Just when we thought things couldn’t get any weirder *gestures broadly*, came the suggestion last week that people in the arts should drop whatever it is they’re doing and retrain for new careers. This was followed swiftly by the enormously crass (and quickly binned) ‘Rethink. Reboot. Reskill’ advertising campaign, starring hapless ballerina Fatima, who (unbeknownst to her) is about to hang up her tutu in favour of a career in ‘cyber’.
Offensive on several levels, the worst thing about this campaign is the suggestion that a career in the arts and media is so simple that it can be thrown away on a whim to go and get a ‘proper’ job, conveniently forgetting the years of training, both in school and in the workplace, that it takes for someone to get to the top of their game.
We’ve all experienced it in some way, haven’t we, the devaluation of our skills. The assumption that because you’re making it look so easy, then it must be easy to do in the first place, not realising that the very reason you make it look so simple is years of training and practice.
Which leads me to my next point. We know how unbelievably fortunate we are here at Babble that the voiceover industry has kept ticking over throughout the horrorshow that is 2020. But long before Fatima twirled in on her pointe shoes, we witnessed a sea of people suddenly deciding that tonight, Matthew, they’re going to be a voiceover artist.
We get it. Voiceovers are everywhere. Telly, radio, on the phone, in the shops. The pandemic can’t stop people doing recordings. And voiceover’s easy, it’s just talking, isn’t it?
The red mist descends.
If there’s one thing that truly makes me burn, it’s the assumption that voiceover is ‘just’ talking. It’s so much more than that – it’s bringing a script to life, it’s talking fast enough to fit the script into 15 seconds but not so fast you sound like you’re rushing it. It’s a producer asking you to make something “‘40% sexier, please” and you knowing exactly how to deliver. I can’t do it. Put me in front of a mic and the best you’ll get is a strangulated whimper.
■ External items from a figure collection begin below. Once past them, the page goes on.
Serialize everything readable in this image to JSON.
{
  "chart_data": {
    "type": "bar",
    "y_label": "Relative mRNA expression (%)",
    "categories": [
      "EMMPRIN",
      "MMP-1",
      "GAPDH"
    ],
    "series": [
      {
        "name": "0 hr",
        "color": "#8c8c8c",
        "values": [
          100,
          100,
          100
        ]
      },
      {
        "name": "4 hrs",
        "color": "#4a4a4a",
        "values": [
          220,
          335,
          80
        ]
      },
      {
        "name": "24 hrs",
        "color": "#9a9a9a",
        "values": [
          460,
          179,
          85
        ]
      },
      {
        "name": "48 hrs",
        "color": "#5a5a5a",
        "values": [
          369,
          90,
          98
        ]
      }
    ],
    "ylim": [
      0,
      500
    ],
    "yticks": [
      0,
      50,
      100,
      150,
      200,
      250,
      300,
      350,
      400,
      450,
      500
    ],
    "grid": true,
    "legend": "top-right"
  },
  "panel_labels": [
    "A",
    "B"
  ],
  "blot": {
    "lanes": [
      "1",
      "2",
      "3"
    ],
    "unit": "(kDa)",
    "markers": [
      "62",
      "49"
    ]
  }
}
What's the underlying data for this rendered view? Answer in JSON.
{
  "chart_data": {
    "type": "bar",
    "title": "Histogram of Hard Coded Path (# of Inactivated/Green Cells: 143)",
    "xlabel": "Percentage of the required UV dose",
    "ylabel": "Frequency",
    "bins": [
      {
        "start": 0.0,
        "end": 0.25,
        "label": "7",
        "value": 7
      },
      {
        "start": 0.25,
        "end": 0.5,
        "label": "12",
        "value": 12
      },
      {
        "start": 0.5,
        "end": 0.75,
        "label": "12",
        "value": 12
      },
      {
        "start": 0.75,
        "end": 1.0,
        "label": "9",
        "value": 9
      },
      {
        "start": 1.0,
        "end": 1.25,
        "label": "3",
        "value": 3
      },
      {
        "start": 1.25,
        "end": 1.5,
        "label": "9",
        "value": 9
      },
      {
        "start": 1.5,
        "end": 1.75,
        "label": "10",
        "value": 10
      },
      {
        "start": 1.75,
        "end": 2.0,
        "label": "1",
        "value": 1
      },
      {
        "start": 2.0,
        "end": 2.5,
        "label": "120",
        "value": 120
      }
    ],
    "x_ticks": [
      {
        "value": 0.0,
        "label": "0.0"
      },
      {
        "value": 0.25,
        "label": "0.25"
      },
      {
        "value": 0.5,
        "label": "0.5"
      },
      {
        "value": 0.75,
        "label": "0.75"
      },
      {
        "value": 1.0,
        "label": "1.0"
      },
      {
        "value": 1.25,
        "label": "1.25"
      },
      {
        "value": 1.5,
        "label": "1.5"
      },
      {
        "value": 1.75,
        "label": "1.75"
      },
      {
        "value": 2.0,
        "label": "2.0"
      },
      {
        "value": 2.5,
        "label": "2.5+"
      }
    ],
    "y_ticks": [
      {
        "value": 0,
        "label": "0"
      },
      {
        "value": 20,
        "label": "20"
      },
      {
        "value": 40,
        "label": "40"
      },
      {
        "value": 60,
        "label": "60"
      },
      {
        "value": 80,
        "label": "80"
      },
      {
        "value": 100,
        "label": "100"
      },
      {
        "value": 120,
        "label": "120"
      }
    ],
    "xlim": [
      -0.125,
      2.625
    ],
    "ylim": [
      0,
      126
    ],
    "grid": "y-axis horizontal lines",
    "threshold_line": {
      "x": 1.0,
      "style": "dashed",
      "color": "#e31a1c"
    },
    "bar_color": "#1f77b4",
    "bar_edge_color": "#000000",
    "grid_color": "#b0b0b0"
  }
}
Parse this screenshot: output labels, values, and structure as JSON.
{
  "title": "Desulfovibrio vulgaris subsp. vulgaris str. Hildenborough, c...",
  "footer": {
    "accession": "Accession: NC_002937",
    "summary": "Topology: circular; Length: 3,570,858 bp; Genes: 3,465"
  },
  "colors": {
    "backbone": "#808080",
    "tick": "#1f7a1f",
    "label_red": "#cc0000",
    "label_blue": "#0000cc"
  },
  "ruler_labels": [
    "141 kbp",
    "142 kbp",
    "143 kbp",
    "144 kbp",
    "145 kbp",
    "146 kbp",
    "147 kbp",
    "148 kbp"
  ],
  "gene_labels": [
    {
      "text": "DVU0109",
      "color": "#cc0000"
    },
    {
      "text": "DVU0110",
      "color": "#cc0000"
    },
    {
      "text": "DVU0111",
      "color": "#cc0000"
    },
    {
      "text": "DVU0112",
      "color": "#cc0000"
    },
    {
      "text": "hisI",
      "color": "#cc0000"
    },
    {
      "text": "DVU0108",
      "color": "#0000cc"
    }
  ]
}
But it’s not just artists (or potential artists) who think it’s easy work. On more than one occasion we’ve heard how a client has decided that ‘Dave in Accounts has got a nice voice, let’s just get him to do it for free’. This is perhaps more damaging to the industry than the assumption that anyone can do it.
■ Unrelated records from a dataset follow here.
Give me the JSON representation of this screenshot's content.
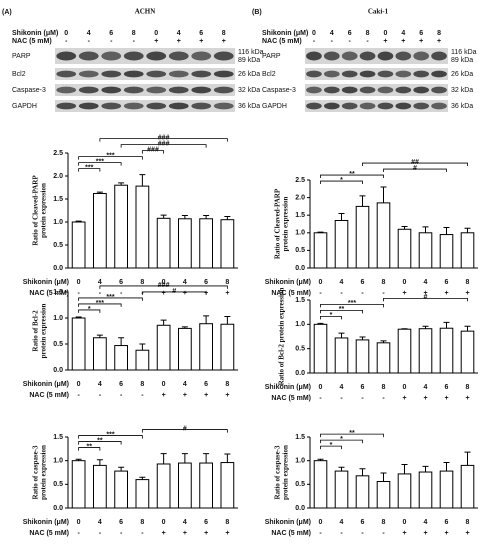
{
  "blots": [
    {
      "label": "(A)",
      "title": "ACHN",
      "shikonin_label": "Shikonin (μM)",
      "shikonin": [
        "0",
        "4",
        "6",
        "8",
        "0",
        "4",
        "6",
        "8"
      ],
      "nac_label": "NAC (5 mM)",
      "nac": [
        "-",
        "-",
        "-",
        "-",
        "+",
        "+",
        "+",
        "+"
      ],
      "rows": [
        {
          "protein": "PARP",
          "kda": [
            "116 kDa",
            "89 kDa"
          ]
        },
        {
          "protein": "Bcl2",
          "kda": [
            "26 kDa"
          ]
        },
        {
          "protein": "Caspase-3",
          "kda": [
            "32 kDa"
          ]
        },
        {
          "protein": "GAPDH",
          "kda": [
            "36 kDa"
          ]
        }
      ]
    },
    {
      "label": "(B)",
      "title": "Caki-1",
      "shikonin_label": "Shikonin (μM)",
      "shikonin": [
        "0",
        "4",
        "6",
        "8",
        "0",
        "4",
        "6",
        "8"
      ],
      "nac_label": "NAC (5 mM)",
      "nac": [
        "-",
        "-",
        "-",
        "-",
        "+",
        "+",
        "+",
        "+"
      ],
      "rows": [
        {
          "protein": "PARP",
          "kda": [
            "116 kDa",
            "89 kDa"
          ]
        },
        {
          "protein": "Bcl2",
          "kda": [
            "26 kDa"
          ]
        },
        {
          "protein": "Caspase-3",
          "kda": [
            "32 kDa"
          ]
        },
        {
          "protein": "GAPDH",
          "kda": [
            "36 kDa"
          ]
        }
      ]
    }
  ],
  "chart_data": [
    {
      "type": "bar",
      "ylabel": [
        "Ratio of Cleaved-PARP",
        "protein expression"
      ],
      "shikonin_label": "Shikonin (μM)",
      "nac_label": "NAC (5 mM)",
      "categories": [
        "0",
        "4",
        "6",
        "8",
        "0",
        "4",
        "6",
        "8"
      ],
      "nac": [
        "-",
        "-",
        "-",
        "-",
        "+",
        "+",
        "+",
        "+"
      ],
      "values": [
        1.0,
        1.62,
        1.8,
        1.78,
        1.08,
        1.07,
        1.07,
        1.05
      ],
      "errors": [
        0.02,
        0.03,
        0.05,
        0.25,
        0.07,
        0.07,
        0.07,
        0.07
      ],
      "color": "#ffffff",
      "ylim": [
        0,
        2.5
      ],
      "yticks": [
        {
          "value": 0,
          "label": "0.0"
        },
        0.5,
        {
          "value": 1,
          "label": "1.0"
        },
        1.5,
        {
          "value": 2,
          "label": "2.0"
        },
        2.5
      ],
      "comparisons": [
        {
          "pair": [
            0,
            1
          ],
          "label": "***"
        },
        {
          "pair": [
            0,
            2
          ],
          "label": "***"
        },
        {
          "pair": [
            0,
            3
          ],
          "label": "***"
        },
        {
          "pair": [
            3,
            4
          ],
          "label": "###"
        },
        {
          "pair": [
            2,
            6
          ],
          "label": "###"
        },
        {
          "pair": [
            1,
            7
          ],
          "label": "###"
        }
      ]
    },
    {
      "type": "bar",
      "ylabel": [
        "Ratio of Bcl-2",
        "protein expression"
      ],
      "shikonin_label": "Shikonin (μM)",
      "nac_label": "NAC (5 mM)",
      "categories": [
        "0",
        "4",
        "6",
        "8",
        "0",
        "4",
        "6",
        "8"
      ],
      "nac": [
        "-",
        "-",
        "-",
        "-",
        "+",
        "+",
        "+",
        "+"
      ],
      "values": [
        1.0,
        0.62,
        0.47,
        0.38,
        0.86,
        0.8,
        0.89,
        0.88
      ],
      "errors": [
        0.02,
        0.05,
        0.15,
        0.12,
        0.1,
        0.03,
        0.15,
        0.15
      ],
      "color": "#ffffff",
      "ylim": [
        0,
        1.5
      ],
      "yticks": [
        {
          "value": 0,
          "label": "0.0"
        },
        0.5,
        {
          "value": 1,
          "label": "1.0"
        },
        1.5
      ],
      "comparisons": [
        {
          "pair": [
            0,
            1
          ],
          "label": "*"
        },
        {
          "pair": [
            0,
            2
          ],
          "label": "***"
        },
        {
          "pair": [
            0,
            3
          ],
          "label": "***"
        },
        {
          "pair": [
            3,
            6
          ],
          "label": "#"
        },
        {
          "pair": [
            1,
            7
          ],
          "label": "###"
        }
      ]
    },
    {
      "type": "bar",
      "ylabel": [
        "Ratio of caspase-3",
        "protein expression"
      ],
      "shikonin_label": "Shikonin (μM)",
      "nac_label": "NAC (5 mM)",
      "categories": [
        "0",
        "4",
        "6",
        "8",
        "0",
        "4",
        "6",
        "8"
      ],
      "nac": [
        "-",
        "-",
        "-",
        "-",
        "+",
        "+",
        "+",
        "+"
      ],
      "values": [
        1.0,
        0.9,
        0.78,
        0.6,
        0.93,
        0.95,
        0.95,
        0.96
      ],
      "errors": [
        0.03,
        0.12,
        0.08,
        0.05,
        0.22,
        0.2,
        0.2,
        0.18
      ],
      "color": "#ffffff",
      "ylim": [
        0,
        1.5
      ],
      "yticks": [
        {
          "value": 0,
          "label": "0.0"
        },
        0.5,
        {
          "value": 1,
          "label": "1.0"
        },
        1.5
      ],
      "comparisons": [
        {
          "pair": [
            0,
            1
          ],
          "label": "**"
        },
        {
          "pair": [
            0,
            2
          ],
          "label": "**"
        },
        {
          "pair": [
            0,
            3
          ],
          "label": "***"
        },
        {
          "pair": [
            3,
            7
          ],
          "label": "#"
        }
      ]
    },
    {
      "type": "bar",
      "ylabel": [
        "Ratio of Cleaved-PARP",
        "protein expression"
      ],
      "shikonin_label": "Shikonin (μM)",
      "nac_label": "NAC (5 mM)",
      "categories": [
        "0",
        "4",
        "6",
        "8",
        "0",
        "4",
        "6",
        "8"
      ],
      "nac": [
        "-",
        "-",
        "-",
        "-",
        "+",
        "+",
        "+",
        "+"
      ],
      "values": [
        1.0,
        1.35,
        1.75,
        1.85,
        1.1,
        1.0,
        0.95,
        1.0
      ],
      "errors": [
        0.02,
        0.2,
        0.3,
        0.45,
        0.08,
        0.17,
        0.2,
        0.13
      ],
      "color": "#ffffff",
      "ylim": [
        0,
        2.5
      ],
      "yticks": [
        {
          "value": 0,
          "label": "0.0"
        },
        0.5,
        {
          "value": 1,
          "label": "1.0"
        },
        1.5,
        {
          "value": 2,
          "label": "2.0"
        },
        2.5
      ],
      "comparisons": [
        {
          "pair": [
            0,
            2
          ],
          "label": "*"
        },
        {
          "pair": [
            0,
            3
          ],
          "label": "**"
        },
        {
          "pair": [
            3,
            6
          ],
          "label": "#"
        },
        {
          "pair": [
            2,
            7
          ],
          "label": "##"
        }
      ]
    },
    {
      "type": "bar",
      "ylabel": [
        "Ratio of Bcl-2 protein expression"
      ],
      "shikonin_label": "Shikonin (μM)",
      "nac_label": "NAC (5 mM)",
      "categories": [
        "0",
        "4",
        "6",
        "8",
        "0",
        "4",
        "6",
        "8"
      ],
      "nac": [
        "-",
        "-",
        "-",
        "-",
        "+",
        "+",
        "+",
        "+"
      ],
      "values": [
        1.0,
        0.72,
        0.68,
        0.62,
        0.9,
        0.91,
        0.92,
        0.86
      ],
      "errors": [
        0.02,
        0.1,
        0.06,
        0.04,
        0.01,
        0.05,
        0.12,
        0.1
      ],
      "color": "#ffffff",
      "ylim": [
        0,
        1.5
      ],
      "yticks": [
        {
          "value": 0,
          "label": "0.0"
        },
        0.5,
        {
          "value": 1,
          "label": "1.0"
        },
        1.5
      ],
      "comparisons": [
        {
          "pair": [
            0,
            1
          ],
          "label": "*"
        },
        {
          "pair": [
            0,
            2
          ],
          "label": "**"
        },
        {
          "pair": [
            0,
            3
          ],
          "label": "***"
        },
        {
          "pair": [
            3,
            7
          ],
          "label": "#"
        }
      ]
    },
    {
      "type": "bar",
      "ylabel": [
        "Ratio of caspase-3",
        "protein expression"
      ],
      "shikonin_label": "Shikonin (μM)",
      "nac_label": "NAC (5 mM)",
      "categories": [
        "0",
        "4",
        "6",
        "8",
        "0",
        "4",
        "6",
        "8"
      ],
      "nac": [
        "-",
        "-",
        "-",
        "-",
        "+",
        "+",
        "+",
        "+"
      ],
      "values": [
        1.0,
        0.78,
        0.68,
        0.56,
        0.72,
        0.76,
        0.78,
        0.9
      ],
      "errors": [
        0.03,
        0.08,
        0.15,
        0.18,
        0.2,
        0.12,
        0.18,
        0.28
      ],
      "color": "#ffffff",
      "ylim": [
        0,
        1.5
      ],
      "yticks": [
        {
          "value": 0,
          "label": "0.0"
        },
        0.5,
        {
          "value": 1,
          "label": "1.0"
        },
        1.5
      ],
      "comparisons": [
        {
          "pair": [
            0,
            1
          ],
          "label": "*"
        },
        {
          "pair": [
            0,
            2
          ],
          "label": "*"
        },
        {
          "pair": [
            0,
            3
          ],
          "label": "**"
        }
      ]
    }
  ]
}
Whenever I’m talking to people about voiceover, after they’ve declared how easy it must be, and after they’ve demonstrated which impressions they can do (there’s always a Billy Connolly, and it never sounds like him), the thing I hear most often is ‘But voiceover artists are raking it in, aren’t they?’.
Massive eye roll.
This is one we hear all the time. So there was a time when this may have been true (read all about it in this article from the late 90s) but the reality of it in 2020 is very different. Even before Coronavirus popped up to make all our lives that little bit more precarious, marketing budgets were already being cut (I’m tempted to mention Brexit here but one soapbox per blog is more than enough).
Which is where we have a problem. Because as belts were being tightened across the industry, along comes a new wave of artists trying to get their feet in the door, doing jobs for little/no pay. Think about it. If you’ve made it clear that you’re prepared to work for peanuts, then why should a company pay you the going industry rate in the future? If you’re a new artist, working without an agent, think twice about doing that cheapie job. The last time I checked, you couldn’t pay your rent in ‘exposure’.
And let’s not forget that doing a job on the cheap can often be a false economy on the production side – I’m tempted to continue the peanuts analogy with a monkey cliche here. I’ve heard aggrieved producers tell stories of how a client wanted Dave from Accounts/Sally from Marketing/Newbie looking for experience to do the VO on the cheap, then at the last minute they’ve had to shell out on a ‘proper’ artist and more studio time to fix their commercial and make it sound decent.
I’ll get off my soapbox now. We’re passionate about voiceover and know that our artists are all fantastic at what they do, and that’s a hill we’re prepared to… maybe not die on… but we’d definitely give you a wedgie for trying to persuade us otherwise.
It’s not all doom and gloom, though. I took the Government ‘What job should you do next’ questionnaire and I was heartened to discover that if it all goes horribly wrong here, then at the very least I can look forward to my new career as a cake decorator.